Darüber hinaus zeichnet sich die Erzählung durch die großzügige Verwendung von Wortwitz und Situationskomik aus, die nicht selten als Slapstick daherkommt. Immer wieder droht das Geheimnis von Annelie und Nicklas aufgedeckt zu werden. Und stets nur im letzten Moment schaffen es die beiden, dies zu verhindern. Daher müssen die Geschwister eng zusammenhalten, ihre Tante andauernd austricksen und sich haarsträubende Ausreden einfallen lassen. Kein Wunder also, wenn in der Geschichte von wiehernden Portiers im Wandschrank, rumsenden Staubsaugern oder verlorenen Kindern die Rede ist.

Neben der Komik tragen auch Spannung und das rasante Tempo, in dem die Geschichte erzählt wird, zu einer vergnüglichen Lektüre bei. Die einzelnen Stationen der Zugreise sowie die vielen aufregenden Erlebnisse rund um den Ponytransport folgen dabei sehr schnell aufeinander. Dem entspricht die Aufgliederung der Geschichte in viele kurze Kapitel, die jeweils mit einer den Inhalt vorausdeutenden Überschrift versehen sind. Zur besseren Orientierung findet sich darüber hinaus auf den Innenseiten des Buchdeckels eine Übersichtskarte von Skandinavien, auf der die Reiseroute von Kopenhagen nach Stockholm eingezeichnet ist.
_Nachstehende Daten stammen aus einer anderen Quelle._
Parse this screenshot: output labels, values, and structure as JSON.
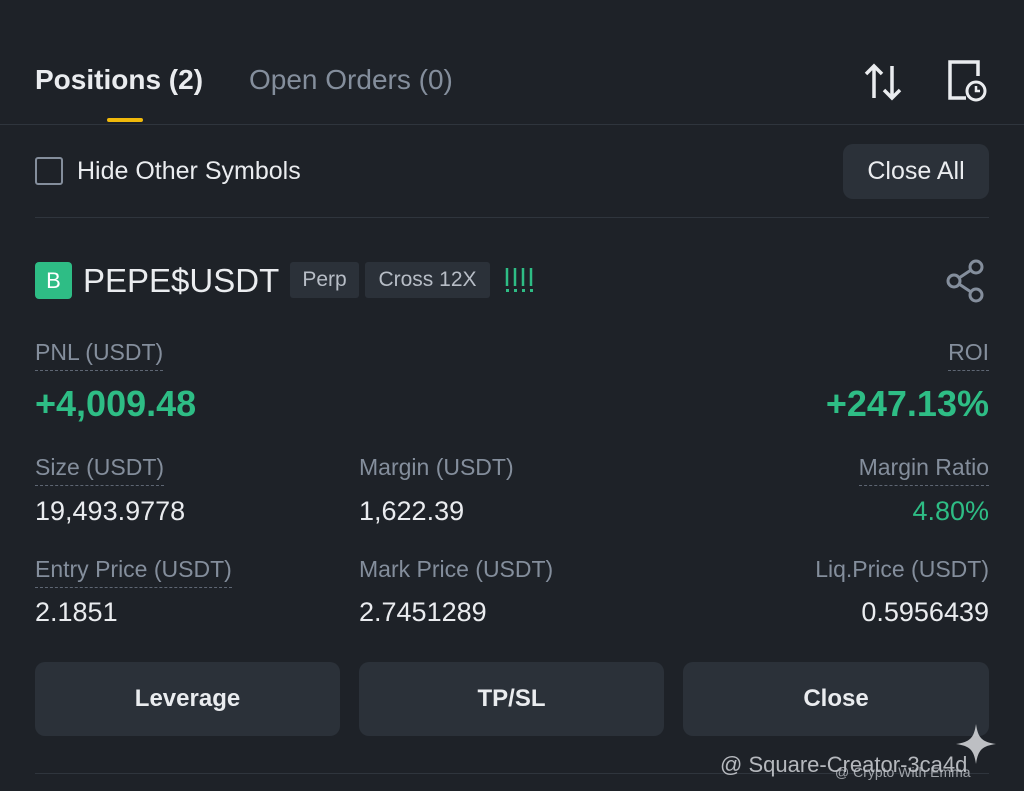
{
  "tabs": {
    "positions": "Positions (2)",
    "open_orders": "Open Orders (0)"
  },
  "filter": {
    "label": "Hide Other Symbols",
    "close_all": "Close All"
  },
  "position": {
    "badge": "B",
    "symbol": "PEPE$USDT",
    "tags": [
      "Perp",
      "Cross 12X"
    ],
    "pnl": {
      "label": "PNL (USDT)",
      "value": "+4,009.48"
    },
    "roi": {
      "label": "ROI",
      "value": "+247.13%"
    },
    "fields": [
      {
        "label": "Size (USDT)",
        "value": "19,493.9778"
      },
      {
        "label": "Margin (USDT)",
        "value": "1,622.39"
      },
      {
        "label": "Margin Ratio",
        "value": "4.80%"
      },
      {
        "label": "Entry Price (USDT)",
        "value": "2.1851"
      },
      {
        "label": "Mark Price (USDT)",
        "value": "2.7451289"
      },
      {
        "label": "Liq.Price (USDT)",
        "value": "0.5956439"
      }
    ],
    "buttons": [
      "Leverage",
      "TP/SL",
      "Close"
    ]
  },
  "watermarks": [
    "@ Square-Creator-3ca4d",
    "@ Crypto With Emma"
  ]
}
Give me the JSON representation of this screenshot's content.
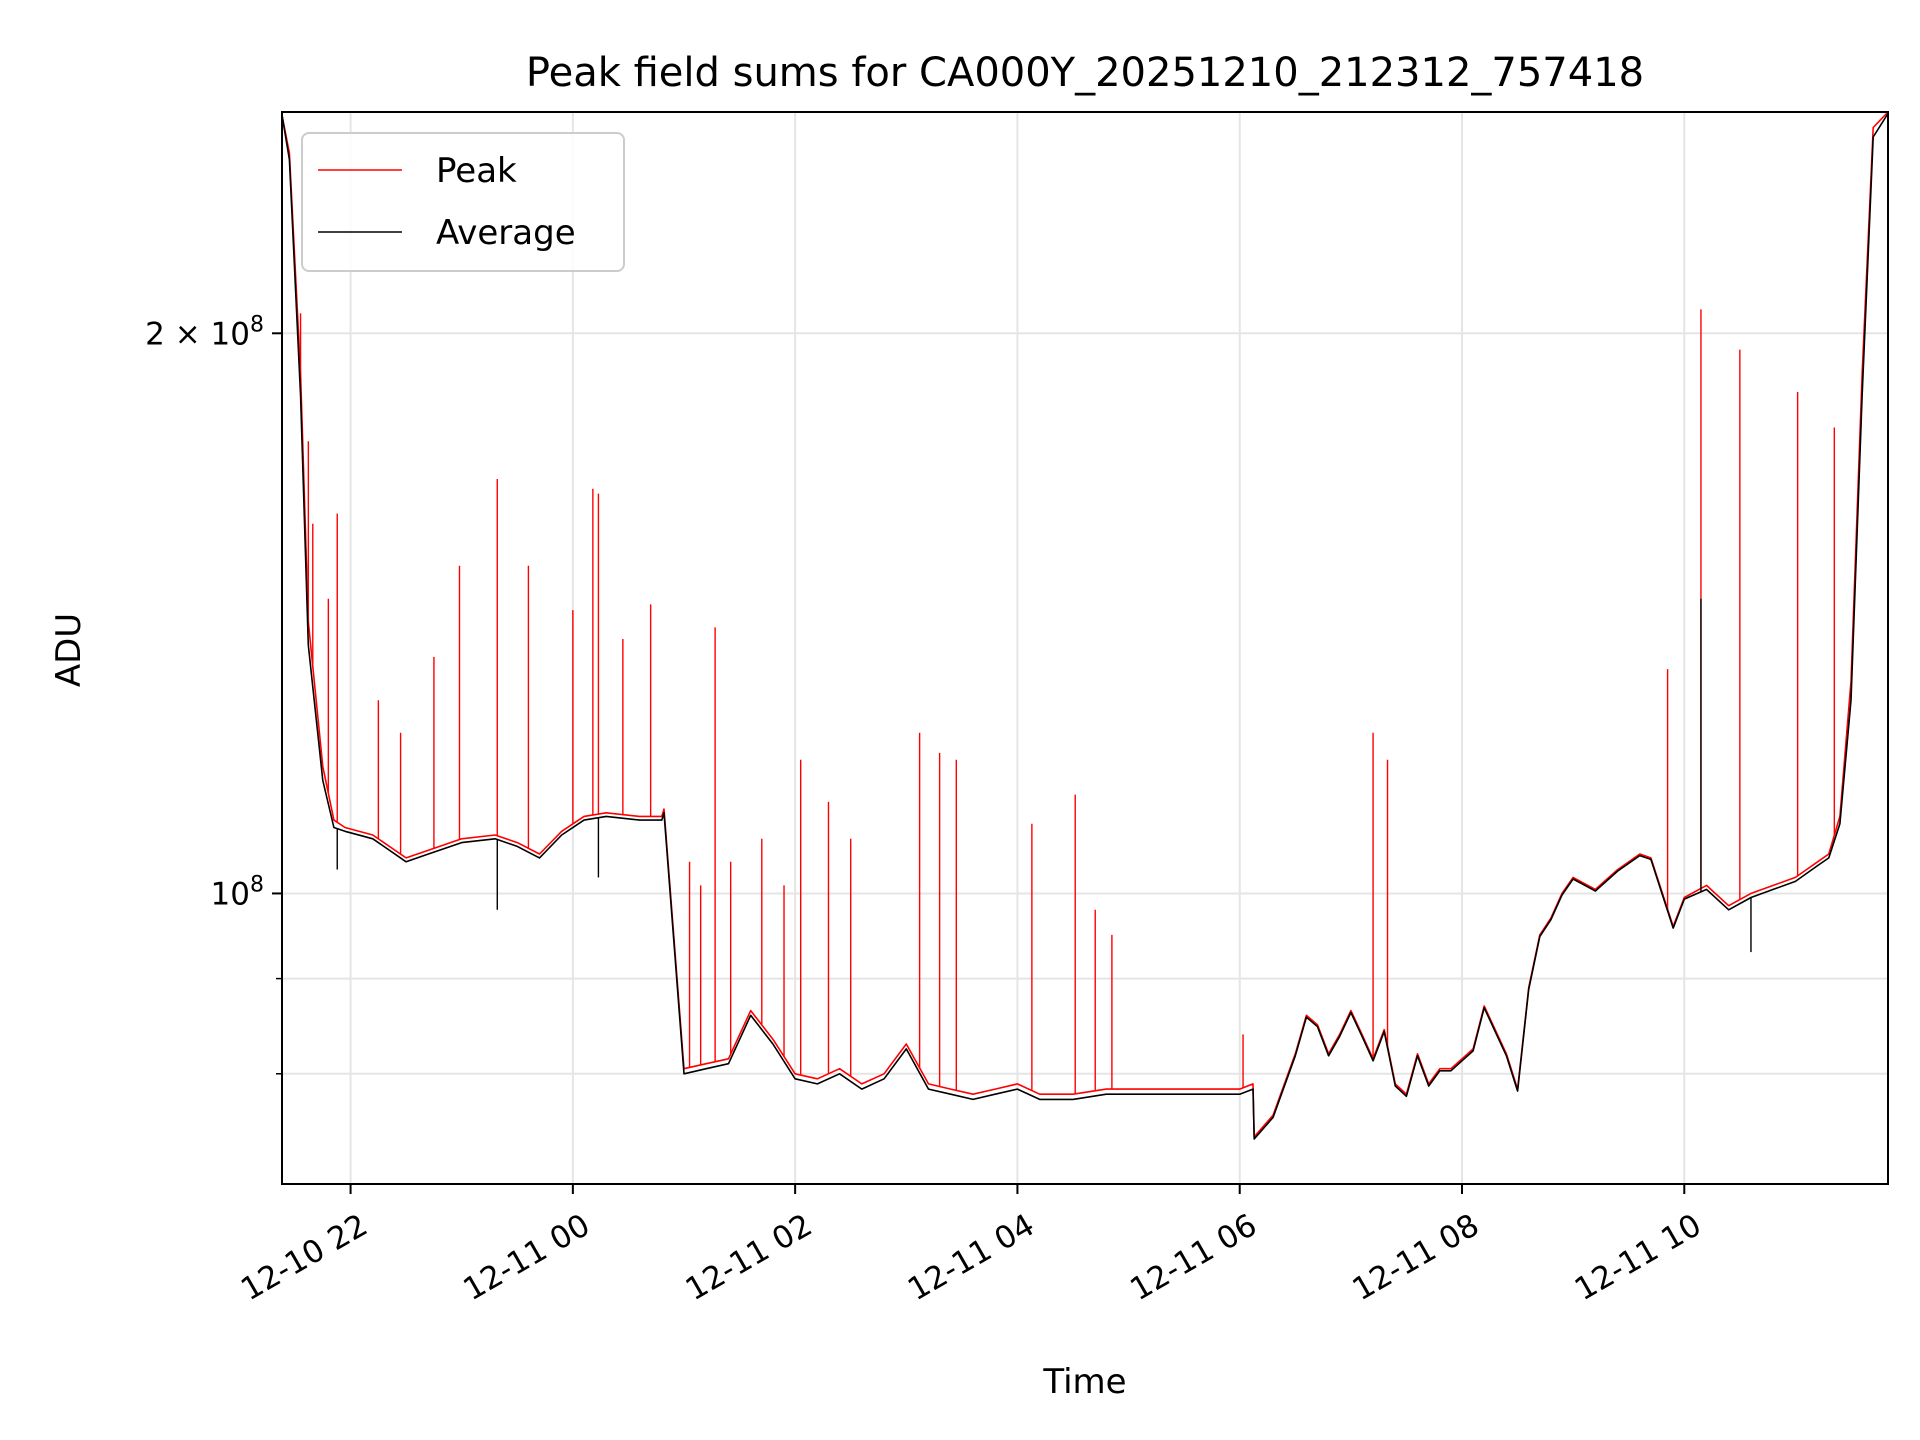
{
  "chart_data": {
    "type": "line",
    "title": "Peak field sums for CA000Y_20251210_212312_757418",
    "xlabel": "Time",
    "ylabel": "ADU",
    "yscale": "log",
    "grid": true,
    "legend_position": "upper-left",
    "xlim_hours": [
      21.383,
      35.833
    ],
    "ylim": [
      69800000,
      263000000
    ],
    "xticks": [
      {
        "hours": 22,
        "label": "12-10 22"
      },
      {
        "hours": 24,
        "label": "12-11 00"
      },
      {
        "hours": 26,
        "label": "12-11 02"
      },
      {
        "hours": 28,
        "label": "12-11 04"
      },
      {
        "hours": 30,
        "label": "12-11 06"
      },
      {
        "hours": 32,
        "label": "12-11 08"
      },
      {
        "hours": 34,
        "label": "12-11 10"
      }
    ],
    "yticks": [
      {
        "value": 100000000,
        "base": "10",
        "exp": "8",
        "coef": ""
      },
      {
        "value": 200000000,
        "base": "10",
        "exp": "8",
        "coef": "2 × "
      }
    ],
    "yminor_ticks": [
      80000000,
      90000000
    ],
    "series": [
      {
        "name": "Peak",
        "color": "#ff0000",
        "x_hours": [
          21.383,
          21.45,
          21.55,
          21.62,
          21.75,
          21.85,
          21.95,
          22.2,
          22.5,
          22.7,
          23.0,
          23.3,
          23.5,
          23.7,
          23.9,
          24.1,
          24.3,
          24.6,
          24.8,
          24.82,
          25.0,
          25.2,
          25.4,
          25.6,
          25.8,
          26.0,
          26.2,
          26.4,
          26.6,
          26.8,
          27.0,
          27.2,
          27.4,
          27.6,
          27.8,
          28.0,
          28.2,
          28.5,
          28.8,
          29.1,
          29.4,
          29.7,
          30.0,
          30.12,
          30.13,
          30.3,
          30.5,
          30.6,
          30.7,
          30.8,
          30.9,
          31.0,
          31.1,
          31.2,
          31.3,
          31.4,
          31.5,
          31.6,
          31.7,
          31.8,
          31.9,
          32.0,
          32.1,
          32.2,
          32.4,
          32.5,
          32.6,
          32.7,
          32.8,
          32.9,
          33.0,
          33.2,
          33.4,
          33.6,
          33.7,
          33.9,
          34.0,
          34.2,
          34.4,
          34.6,
          34.8,
          35.0,
          35.1,
          35.2,
          35.3,
          35.4,
          35.5,
          35.6,
          35.7,
          35.833
        ],
        "values": [
          262000000,
          250000000,
          190000000,
          140000000,
          117000000,
          109500000,
          108500000,
          107500000,
          104500000,
          105500000,
          107000000,
          107500000,
          106500000,
          105000000,
          108000000,
          110000000,
          110500000,
          110000000,
          110000000,
          111000000,
          80500000,
          81000000,
          81500000,
          86500000,
          83500000,
          80000000,
          79500000,
          80500000,
          79000000,
          80000000,
          83000000,
          79000000,
          78500000,
          78000000,
          78500000,
          79000000,
          78000000,
          78000000,
          78500000,
          78500000,
          78500000,
          78500000,
          78500000,
          79000000,
          74000000,
          76000000,
          82000000,
          86000000,
          85000000,
          82000000,
          84000000,
          86500000,
          84000000,
          81500000,
          84500000,
          79000000,
          78000000,
          82000000,
          79000000,
          80500000,
          80500000,
          81500000,
          82500000,
          87000000,
          82000000,
          78500000,
          89000000,
          95000000,
          97000000,
          100000000,
          102000000,
          100500000,
          103000000,
          105000000,
          104500000,
          96000000,
          99500000,
          101000000,
          98500000,
          100000000,
          101000000,
          102000000,
          103000000,
          104000000,
          105000000,
          110000000,
          130000000,
          190000000,
          258000000,
          263000000
        ],
        "spikes": [
          {
            "x_hours": 21.55,
            "value": 205000000
          },
          {
            "x_hours": 21.62,
            "value": 175000000
          },
          {
            "x_hours": 21.66,
            "value": 158000000
          },
          {
            "x_hours": 21.8,
            "value": 144000000
          },
          {
            "x_hours": 21.88,
            "value": 160000000
          },
          {
            "x_hours": 22.25,
            "value": 127000000
          },
          {
            "x_hours": 22.45,
            "value": 122000000
          },
          {
            "x_hours": 22.75,
            "value": 134000000
          },
          {
            "x_hours": 22.98,
            "value": 150000000
          },
          {
            "x_hours": 23.32,
            "value": 167000000
          },
          {
            "x_hours": 23.6,
            "value": 150000000
          },
          {
            "x_hours": 24.0,
            "value": 142000000
          },
          {
            "x_hours": 24.18,
            "value": 165000000
          },
          {
            "x_hours": 24.23,
            "value": 164000000
          },
          {
            "x_hours": 24.45,
            "value": 137000000
          },
          {
            "x_hours": 24.7,
            "value": 143000000
          },
          {
            "x_hours": 25.05,
            "value": 104000000
          },
          {
            "x_hours": 25.15,
            "value": 101000000
          },
          {
            "x_hours": 25.28,
            "value": 139000000
          },
          {
            "x_hours": 25.42,
            "value": 104000000
          },
          {
            "x_hours": 25.7,
            "value": 107000000
          },
          {
            "x_hours": 25.9,
            "value": 101000000
          },
          {
            "x_hours": 26.05,
            "value": 118000000
          },
          {
            "x_hours": 26.3,
            "value": 112000000
          },
          {
            "x_hours": 26.5,
            "value": 107000000
          },
          {
            "x_hours": 27.12,
            "value": 122000000
          },
          {
            "x_hours": 27.3,
            "value": 119000000
          },
          {
            "x_hours": 27.45,
            "value": 118000000
          },
          {
            "x_hours": 28.13,
            "value": 109000000
          },
          {
            "x_hours": 28.52,
            "value": 113000000
          },
          {
            "x_hours": 28.7,
            "value": 98000000
          },
          {
            "x_hours": 28.85,
            "value": 95000000
          },
          {
            "x_hours": 30.03,
            "value": 84000000
          },
          {
            "x_hours": 31.2,
            "value": 122000000
          },
          {
            "x_hours": 31.33,
            "value": 118000000
          },
          {
            "x_hours": 33.85,
            "value": 132000000
          },
          {
            "x_hours": 34.15,
            "value": 206000000
          },
          {
            "x_hours": 34.5,
            "value": 196000000
          },
          {
            "x_hours": 35.02,
            "value": 186000000
          },
          {
            "x_hours": 35.35,
            "value": 178000000
          }
        ]
      },
      {
        "name": "Average",
        "color": "#000000",
        "x_hours": [
          21.383,
          21.45,
          21.55,
          21.62,
          21.75,
          21.85,
          21.95,
          22.2,
          22.5,
          22.7,
          23.0,
          23.3,
          23.5,
          23.7,
          23.9,
          24.1,
          24.3,
          24.6,
          24.8,
          24.82,
          25.0,
          25.2,
          25.4,
          25.6,
          25.8,
          26.0,
          26.2,
          26.4,
          26.6,
          26.8,
          27.0,
          27.2,
          27.4,
          27.6,
          27.8,
          28.0,
          28.2,
          28.5,
          28.8,
          29.1,
          29.4,
          29.7,
          30.0,
          30.12,
          30.13,
          30.3,
          30.5,
          30.6,
          30.7,
          30.8,
          30.9,
          31.0,
          31.1,
          31.2,
          31.3,
          31.4,
          31.5,
          31.6,
          31.7,
          31.8,
          31.9,
          32.0,
          32.1,
          32.2,
          32.4,
          32.5,
          32.6,
          32.7,
          32.8,
          32.9,
          33.0,
          33.2,
          33.4,
          33.6,
          33.7,
          33.9,
          34.0,
          34.2,
          34.4,
          34.6,
          34.8,
          35.0,
          35.1,
          35.2,
          35.3,
          35.4,
          35.5,
          35.6,
          35.7,
          35.833
        ],
        "values": [
          262000000,
          248000000,
          185000000,
          136000000,
          115000000,
          108500000,
          108000000,
          107000000,
          104000000,
          105000000,
          106500000,
          107000000,
          106000000,
          104500000,
          107500000,
          109500000,
          110000000,
          109500000,
          109500000,
          110500000,
          80000000,
          80500000,
          81000000,
          86000000,
          83000000,
          79500000,
          79000000,
          80000000,
          78500000,
          79500000,
          82500000,
          78500000,
          78000000,
          77500000,
          78000000,
          78500000,
          77500000,
          77500000,
          78000000,
          78000000,
          78000000,
          78000000,
          78000000,
          78500000,
          73800000,
          75800000,
          81800000,
          85800000,
          84800000,
          81800000,
          83800000,
          86300000,
          83800000,
          81300000,
          84300000,
          78800000,
          77800000,
          81800000,
          78800000,
          80300000,
          80300000,
          81300000,
          82300000,
          86800000,
          81800000,
          78300000,
          88800000,
          94800000,
          96800000,
          99800000,
          101800000,
          100300000,
          102800000,
          104800000,
          104300000,
          95800000,
          99300000,
          100500000,
          98000000,
          99500000,
          100500000,
          101500000,
          102500000,
          103500000,
          104500000,
          109000000,
          127000000,
          185000000,
          255000000,
          262500000
        ],
        "spikes": [
          {
            "x_hours": 21.88,
            "value": 103000000
          },
          {
            "x_hours": 23.32,
            "value": 98000000
          },
          {
            "x_hours": 24.23,
            "value": 102000000
          },
          {
            "x_hours": 34.15,
            "value": 144000000
          },
          {
            "x_hours": 34.6,
            "value": 93000000
          }
        ]
      }
    ]
  },
  "legend": {
    "items": [
      {
        "label": "Peak",
        "color": "#ff0000"
      },
      {
        "label": "Average",
        "color": "#000000"
      }
    ]
  }
}
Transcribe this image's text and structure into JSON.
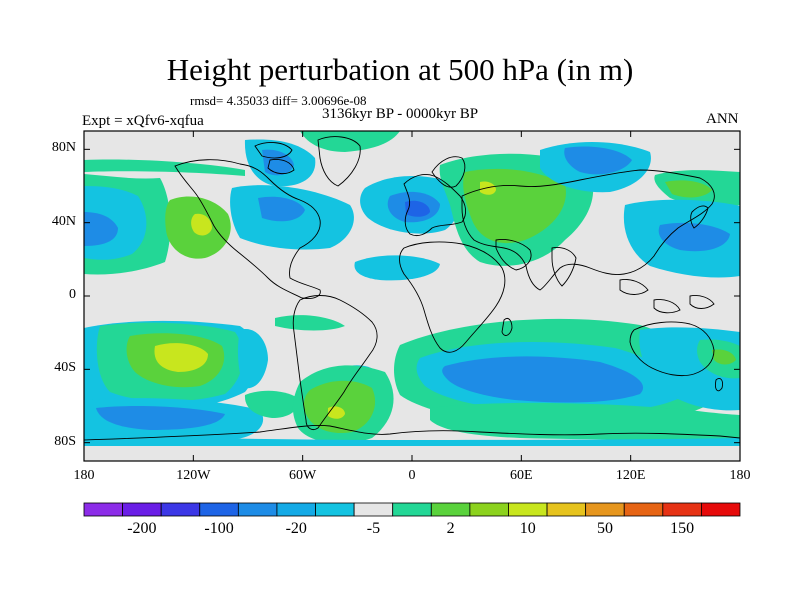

Gunnel Linde – sie wurde erst kürzlich für ihr schriftstellerisches Gesamtwerk mit dem hochdotierten Astrid-Lindgren-Preis ausgezeichnet – hat „Jasper im Gepäck“ bereits Anfang der 1970er Jahre geschrieben. Dies merkt man dem Kinderroman durchaus an, ohne dass ihm dies irgendeinen Abbruch zufügte. Die Erzählsituation – ein auktorialer Erzähler nimmt die Kinderperspektive ein – ist ebenso traditionell wie das mitunter leicht verrätselnde, die Spannung noch steigernde vorausdeutende Erzählen, die Aneinanderreihung zahlreicher kurzer Augenblicksspannungen innerhalb eines überwölbenden großen Spannungsbogens, die Etablierung einer heiter-unbeschwerten Grundstimmung und eines Settings, das den Lesern eine rasche und problemlose Orientierung ermöglicht. Zu dieser hergebrachten Schreibweise gehört auch der Verzicht auf mehrschichtige oder gar ambivalente Charaktere, die Portionierung des Stoffes in kurze, überschaubare Lesehäppchen und die ungekünstelt-klare, keineswegs aber oberflächliche Sprache mit ihren kurzen und verständlichen Sätzen. Die vielfach ausgezeichnete Übersetzerin Birgitta Kicherer findet dafür auch im Deutschen den richtigen Ton.

Die treffenden, im Retrostil gehaltenen Illustrationen von Susanne Göhlich auf dem Cover und zu Beginn eines jeden Kapitels tragen zu einer einladenden Aufmachung des Buches bei. Dabei lassen die klaren Linien und rundlichen, freundlichen Formen die Bilder sehr liebevoll erscheinen. Genau wie die Schrift sind auch die Illustrationen in einem dunklen Blauton gehalten, der Lieblingsfarbe von Tante Tinne.

Insgesamt stellt das Kinderbuch „Mit Jasper im Gepäck“ eine sehr spannende und rasante Komödie dar, die sich sowohl zum Vorlesen als auch zum Selbstlesen für Kinder ab sieben Jahren eignet. Komik, Spannung und Tempo sind die tragenden Elemente der Erzählung, welche die Autorin geschickt mit einem traditionellen Erzählstil verbindet, der auch heute noch überzeugt. Doch nicht nur Kinder sind eingeladen, herzlich zu lachen und mitzufiebern. Auch Erwachsene werden beim Lesen der Geschichte schmunzeln müssen, wenn sie sich auf dieses kindliche Abenteuer einlassen.